I was working on some unrelated code when I ran into some performance issues related to bounding volumes, mainly that we create a ton of instances every frame and then throw them away. This is creating some pretty bad memory pressure issues right now (way worse than our old issues) and some primitives are eating up a ton of CPU time because of BoudingSphere.fromPoints. This itself is no big deal because it’s easily fixed, which I am now in the process of doing on a branch.
If that were it, I wouldn’t have written this post; however, while refactoring the code I ran into some readability issues that I would like to address as well. In a lot of cases, we use the variable boundingVolume and when reading the code you have no way of knowing whether the object is a BoundingSphere or a BoundingRectangle. In fact, update function seems to return the same object literal
This may be clear to developer very familiar with the specific primitive they are working with, but it makes things difficult otherwise. I would like to change this to return separate properties based on bounding volume type, only one of which need be defined. For example:
Then, in code that “knows” which one will be defined already, no changes are needed (it just uses the correct property); in other areas where we may not be sure, we simply do a typeof check for undefined. Also, even though it’s an object literal, is there a name for this thing being returned? It seems like we should make it a concrete type so that it’s easier for people implementing their own primitives, though I understand this object may be temporary until further DDR work; if so ignore my last comment.
We will not keep the object literal for long. The data structure will be significantly more complicated, and will have an explicit type (well, as close to creating a type as we can in JavaScript). We could have stayed on a branch for a few months with the DDR before bringing anything in, but we are all in agreement that incremental fine-grained pull requests are preferred. On an upcoming pull request, you will see that this object will be changed to an array, and then later to a tree.
As for adding bounding volume properties for different types to this object, it seems better to me to keep a generic, polymorphic boundingVolume property. We care about projecting the bounding volume onto the near plane, intersecting it with a frustum, etc. As long as it has functions to do so, the rendering engine doesn’t care if it is a sphere, axis-aligned bounding box, object-oriented bounding box, k-DOP, or even a tree of heterogeneous bounding volumes. In C++, BoundingSphere, etc. would inherit from a BoundingVolume abstract class.
As for the primitive implementation, perhaps it is better for it to have separate bounding volumes for 3D, Columbus View, and 2D, and I’ll consider that as I look at the Columbus View architecture (theoretically this week).

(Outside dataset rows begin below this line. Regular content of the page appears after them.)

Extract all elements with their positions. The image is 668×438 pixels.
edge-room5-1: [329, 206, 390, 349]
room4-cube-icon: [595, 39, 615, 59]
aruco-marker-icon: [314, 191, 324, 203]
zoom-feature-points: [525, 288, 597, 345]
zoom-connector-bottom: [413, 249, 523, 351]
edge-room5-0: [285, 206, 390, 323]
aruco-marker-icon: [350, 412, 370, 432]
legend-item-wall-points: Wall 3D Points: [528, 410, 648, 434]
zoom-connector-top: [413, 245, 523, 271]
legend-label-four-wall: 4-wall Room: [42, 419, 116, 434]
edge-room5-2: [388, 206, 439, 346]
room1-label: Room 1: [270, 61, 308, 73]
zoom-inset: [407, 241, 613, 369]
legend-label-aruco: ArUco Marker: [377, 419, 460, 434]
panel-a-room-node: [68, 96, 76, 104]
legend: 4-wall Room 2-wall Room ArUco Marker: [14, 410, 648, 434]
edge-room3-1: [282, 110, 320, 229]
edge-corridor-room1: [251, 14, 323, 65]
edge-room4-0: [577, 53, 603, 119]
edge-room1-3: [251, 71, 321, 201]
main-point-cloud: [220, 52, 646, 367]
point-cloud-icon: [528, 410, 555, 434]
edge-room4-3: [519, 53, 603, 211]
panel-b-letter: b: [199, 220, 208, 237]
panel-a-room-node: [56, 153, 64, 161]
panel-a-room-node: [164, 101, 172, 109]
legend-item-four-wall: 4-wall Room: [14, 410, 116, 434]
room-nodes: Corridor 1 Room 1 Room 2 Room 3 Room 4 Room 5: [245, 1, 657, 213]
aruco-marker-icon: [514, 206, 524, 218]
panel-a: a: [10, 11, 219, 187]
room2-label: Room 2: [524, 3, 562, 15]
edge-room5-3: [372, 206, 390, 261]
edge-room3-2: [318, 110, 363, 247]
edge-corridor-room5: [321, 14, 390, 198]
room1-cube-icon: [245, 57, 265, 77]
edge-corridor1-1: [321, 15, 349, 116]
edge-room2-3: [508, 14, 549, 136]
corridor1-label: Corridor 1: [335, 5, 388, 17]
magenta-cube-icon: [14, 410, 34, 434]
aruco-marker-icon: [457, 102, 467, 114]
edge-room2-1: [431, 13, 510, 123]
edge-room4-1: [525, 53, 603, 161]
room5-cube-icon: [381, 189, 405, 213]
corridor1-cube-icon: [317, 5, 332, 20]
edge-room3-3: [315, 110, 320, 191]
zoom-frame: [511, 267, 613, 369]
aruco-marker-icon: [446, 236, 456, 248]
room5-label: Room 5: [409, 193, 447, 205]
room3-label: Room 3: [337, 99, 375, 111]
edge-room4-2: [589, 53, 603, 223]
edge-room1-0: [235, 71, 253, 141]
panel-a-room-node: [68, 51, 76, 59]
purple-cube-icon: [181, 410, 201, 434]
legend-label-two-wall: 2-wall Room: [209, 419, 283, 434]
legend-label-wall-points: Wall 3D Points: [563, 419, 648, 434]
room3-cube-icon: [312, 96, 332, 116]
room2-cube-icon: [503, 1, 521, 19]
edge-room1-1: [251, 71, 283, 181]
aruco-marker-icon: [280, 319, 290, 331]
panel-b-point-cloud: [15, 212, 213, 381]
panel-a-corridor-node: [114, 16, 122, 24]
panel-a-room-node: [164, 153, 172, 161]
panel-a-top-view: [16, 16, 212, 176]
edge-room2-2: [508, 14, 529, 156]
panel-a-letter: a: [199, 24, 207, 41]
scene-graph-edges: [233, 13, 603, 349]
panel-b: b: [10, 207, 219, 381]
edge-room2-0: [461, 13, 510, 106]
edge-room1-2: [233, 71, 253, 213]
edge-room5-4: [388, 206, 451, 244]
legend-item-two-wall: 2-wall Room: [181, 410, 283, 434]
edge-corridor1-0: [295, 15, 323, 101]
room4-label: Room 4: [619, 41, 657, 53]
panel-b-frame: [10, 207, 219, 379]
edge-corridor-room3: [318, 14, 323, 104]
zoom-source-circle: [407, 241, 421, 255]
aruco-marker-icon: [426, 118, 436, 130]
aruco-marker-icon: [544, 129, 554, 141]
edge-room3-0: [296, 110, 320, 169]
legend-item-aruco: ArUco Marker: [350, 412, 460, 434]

Good to know. Thankfully, it turns out that 99% of the issues were
resolved by just optimizing BoundingSphere.fromPoints (see https://github.com/AnalyticalGraphicsInc/cesium/pull/206 ) so I'm not
even going to worry about the other extra instances we create for now
since there is going to be a lot of work in that area of the code
anyway.
Several of the “Visualizer” classes, such as ModelVisualizer, already have a getBoundingSphere() function, and DataSourceDisplay has one as well that loops over the visualizer instances for an entity and computes the combined bounding sphere.
Anything with ‘Spec’ on the end is the unit test for that class.
A DataSourceDisplay is used to visualize the entities. viewer.dataSourceDisplay will return the DataSourceDisplay that contains anything you’ve added to viewer.entities.
viewer.dataSourceDisplay.getBoundingSphere is a private function that will compute the bounding sphere for the entity.
You can poll that function until it returns Cesium.BoundingSphereState.DONE. Some of the entity parts are computed asynchronously, so the bounding sphere may not be ready and the function will return Cesium.BoundingSphereState.PENDING. When it returns Cesium.BoundingSphereState.DONE, the result parameter should will be the bounding sphere for that entity.
While it is generally not recommended to use a private function in your application, I’m not quite sure of any other way to get the bounding sphere for an entity.
If this is unclear, let me know and I’ll throw together an example.
How about getting the BoundingSphere for a DataSource? For instance, KmlDataSource?
Maybe there’s another way to do what I need to do. Basically, I want to be able to make the camera flyTo an Entity or DataSource and make sure the entire entity is visible. I’ve seen the Camera.flyToBoundingSphere function, which is exactly what I want.
Oh! In that case, you can use Viewer.flyTo. This function can handle many different types for the target argument, including an Entity, EntityColection or DataSource.